Figure 4.. Non-neuronal cells are scarce contributors to de novo neurosteroid biosynthesis.

(A). Cropped t-SNE label plots showing OPC-Oligo, Immune, Astro-Epen and Vascular and t-SNE expression plots for Cyp11a1, Cyp27a1, Pdgfra, Mog, Gfap, C1qa, Cd93 and Pdgfrb (color range indicates quartiles). (B) Co-expression of Cyp11a1 and Cyp27a1 with different non-neuronal cells (based on markers) are presented as a percentage of the total population of non-neuronal cells. Evaluating Cyp11a1 and Cyp27a1 expression together with co-expression of different non-neuronal cell lineages indicated a higher degree of bile acid biosynthetic capacity and diminutive de novo neurosteroidogenic capacity in these cells. (C) Distribution of Cyp27a1 expressing non-neuronal cells were primarily associated with OPC-Oligo with minor populations of Astro-Epen, Immune and Vascular cells.

Figure 5.. Extent of involvement by brain cells towards de novo neurosteroid biosynthesis.

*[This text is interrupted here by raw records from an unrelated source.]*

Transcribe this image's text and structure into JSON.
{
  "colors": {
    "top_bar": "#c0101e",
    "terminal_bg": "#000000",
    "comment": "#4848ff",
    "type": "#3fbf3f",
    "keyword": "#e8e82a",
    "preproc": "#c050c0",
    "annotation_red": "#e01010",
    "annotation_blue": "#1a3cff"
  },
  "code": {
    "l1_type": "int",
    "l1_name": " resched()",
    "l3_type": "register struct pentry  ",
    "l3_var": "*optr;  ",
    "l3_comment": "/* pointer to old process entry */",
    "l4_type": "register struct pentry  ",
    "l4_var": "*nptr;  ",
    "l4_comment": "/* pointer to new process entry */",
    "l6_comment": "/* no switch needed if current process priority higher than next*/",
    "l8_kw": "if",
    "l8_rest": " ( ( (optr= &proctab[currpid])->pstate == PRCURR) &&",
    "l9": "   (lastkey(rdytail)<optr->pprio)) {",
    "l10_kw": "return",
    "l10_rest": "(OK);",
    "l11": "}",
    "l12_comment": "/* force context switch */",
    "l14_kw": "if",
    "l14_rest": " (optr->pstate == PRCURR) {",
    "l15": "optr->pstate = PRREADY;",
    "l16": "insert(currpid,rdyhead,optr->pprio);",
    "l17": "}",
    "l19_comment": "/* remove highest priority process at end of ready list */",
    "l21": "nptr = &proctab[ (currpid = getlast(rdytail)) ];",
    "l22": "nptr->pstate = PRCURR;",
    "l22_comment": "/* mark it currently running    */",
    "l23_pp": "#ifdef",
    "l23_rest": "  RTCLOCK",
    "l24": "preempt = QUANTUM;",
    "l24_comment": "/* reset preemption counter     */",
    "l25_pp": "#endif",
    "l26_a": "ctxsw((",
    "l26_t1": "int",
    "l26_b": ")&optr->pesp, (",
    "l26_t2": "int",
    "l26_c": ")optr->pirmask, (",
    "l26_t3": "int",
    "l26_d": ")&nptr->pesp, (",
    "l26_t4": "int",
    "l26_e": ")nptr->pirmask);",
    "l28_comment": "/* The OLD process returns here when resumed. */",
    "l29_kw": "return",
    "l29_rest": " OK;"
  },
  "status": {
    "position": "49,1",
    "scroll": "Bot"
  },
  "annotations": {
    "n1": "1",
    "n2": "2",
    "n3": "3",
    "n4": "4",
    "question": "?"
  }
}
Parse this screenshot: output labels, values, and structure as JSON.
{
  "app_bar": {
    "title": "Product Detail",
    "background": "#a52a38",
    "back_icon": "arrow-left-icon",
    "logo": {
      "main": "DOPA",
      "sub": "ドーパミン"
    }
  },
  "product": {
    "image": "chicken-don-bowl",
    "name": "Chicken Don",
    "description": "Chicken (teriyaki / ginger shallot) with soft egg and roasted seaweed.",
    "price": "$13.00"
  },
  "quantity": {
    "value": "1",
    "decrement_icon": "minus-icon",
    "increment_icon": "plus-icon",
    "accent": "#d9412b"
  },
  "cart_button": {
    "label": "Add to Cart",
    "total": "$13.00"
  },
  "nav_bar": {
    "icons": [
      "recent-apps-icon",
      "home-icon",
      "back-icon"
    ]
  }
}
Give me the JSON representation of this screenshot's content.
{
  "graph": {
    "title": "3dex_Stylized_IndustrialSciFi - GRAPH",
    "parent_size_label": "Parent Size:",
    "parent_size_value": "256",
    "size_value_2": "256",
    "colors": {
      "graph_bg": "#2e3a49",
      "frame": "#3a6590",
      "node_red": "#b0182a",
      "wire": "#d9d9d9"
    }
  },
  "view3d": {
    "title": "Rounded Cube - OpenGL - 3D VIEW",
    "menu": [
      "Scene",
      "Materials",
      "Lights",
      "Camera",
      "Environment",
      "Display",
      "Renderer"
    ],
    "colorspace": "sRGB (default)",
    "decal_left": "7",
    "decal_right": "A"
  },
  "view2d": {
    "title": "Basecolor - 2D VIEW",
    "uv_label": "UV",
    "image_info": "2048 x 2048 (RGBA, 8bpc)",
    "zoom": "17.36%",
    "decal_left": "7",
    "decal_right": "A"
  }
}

Of the total 4,041,289 single cell data points processed for this study, 6.74% were positive for Cyp11a1. These Cyp11a1 positive cells were >99% neuronal (6.68%) with little representation of <1% in non-neuronal cells (0.06%). Within neurons, Cyp11a1 positive glutamatergic neurons were much higher (5.81%) than GABAergic neurons (0.86%), with much lower representation from dopaminergic and serotonergic neurons (0.01% for each). Among non-neuronal cells, oligodendrocytes and their progenitors showed highest expression (0.03%), followed by astrocytes and ependymal cells (0.016%), vascular cells (0.11%) and immune cells (0.005%). These findings indicate that de novo neurosteroid biosynthesis is predominantly from glutamatergic neurons within neuronal populations of the murine brain.